Looking ahead, the University of Illinois estimates nonland costs on central Illinois farmland could grow from an average of $563 per acre for corn to $586 per acre next year, while soybean costs could increase $15 per acre to an average of $369 per acre.

 

If realized, operator and land returns for 2019 could total just $201 per acre for corn and $199 for beans, both well below the statewide average cash rent of around $260 per acre.

 

“Returns for 2019 are projected at low levels, likely requiring large downward adjustments in cash-rental rates on farmland,” Gary Schnitkey, U of I farm management specialist, noted.

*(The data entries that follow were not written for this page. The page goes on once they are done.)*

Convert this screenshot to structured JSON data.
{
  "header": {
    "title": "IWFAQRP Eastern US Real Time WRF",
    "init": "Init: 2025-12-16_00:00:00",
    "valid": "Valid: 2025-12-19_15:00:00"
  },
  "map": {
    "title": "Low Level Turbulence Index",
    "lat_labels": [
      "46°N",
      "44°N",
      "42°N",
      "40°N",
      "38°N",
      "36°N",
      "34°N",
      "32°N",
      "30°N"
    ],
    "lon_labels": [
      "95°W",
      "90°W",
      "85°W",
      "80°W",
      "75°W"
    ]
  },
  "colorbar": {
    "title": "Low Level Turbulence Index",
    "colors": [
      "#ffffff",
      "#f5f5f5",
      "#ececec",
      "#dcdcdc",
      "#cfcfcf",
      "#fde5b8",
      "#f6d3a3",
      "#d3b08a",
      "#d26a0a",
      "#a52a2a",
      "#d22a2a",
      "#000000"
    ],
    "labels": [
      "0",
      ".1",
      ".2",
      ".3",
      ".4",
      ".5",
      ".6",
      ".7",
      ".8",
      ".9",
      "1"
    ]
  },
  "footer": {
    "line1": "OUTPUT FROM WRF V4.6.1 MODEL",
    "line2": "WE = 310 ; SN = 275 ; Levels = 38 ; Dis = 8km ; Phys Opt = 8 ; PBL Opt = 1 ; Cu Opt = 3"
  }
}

The margin squeeze, along with higher interest rates, caused farm sector debt to increase 1 percent this year to $388.9 billion, with real estate debt up 1.2 percent, according to USDA.

 

A recent report on the farmdoc daily website noted debt per tillable acre in Illinois jumped from $258 in 1991 to $357 by 2003. Debt per tillable acre increased another $300 per acre since 2003.

 

“The importance a farmer puts on monitoring their debt level is becoming increasingly important in this period of lower farm returns,” U of I economists noted in the report. “With lower crop prices and higher inputs, we will continue to see the increase in debt per acre.”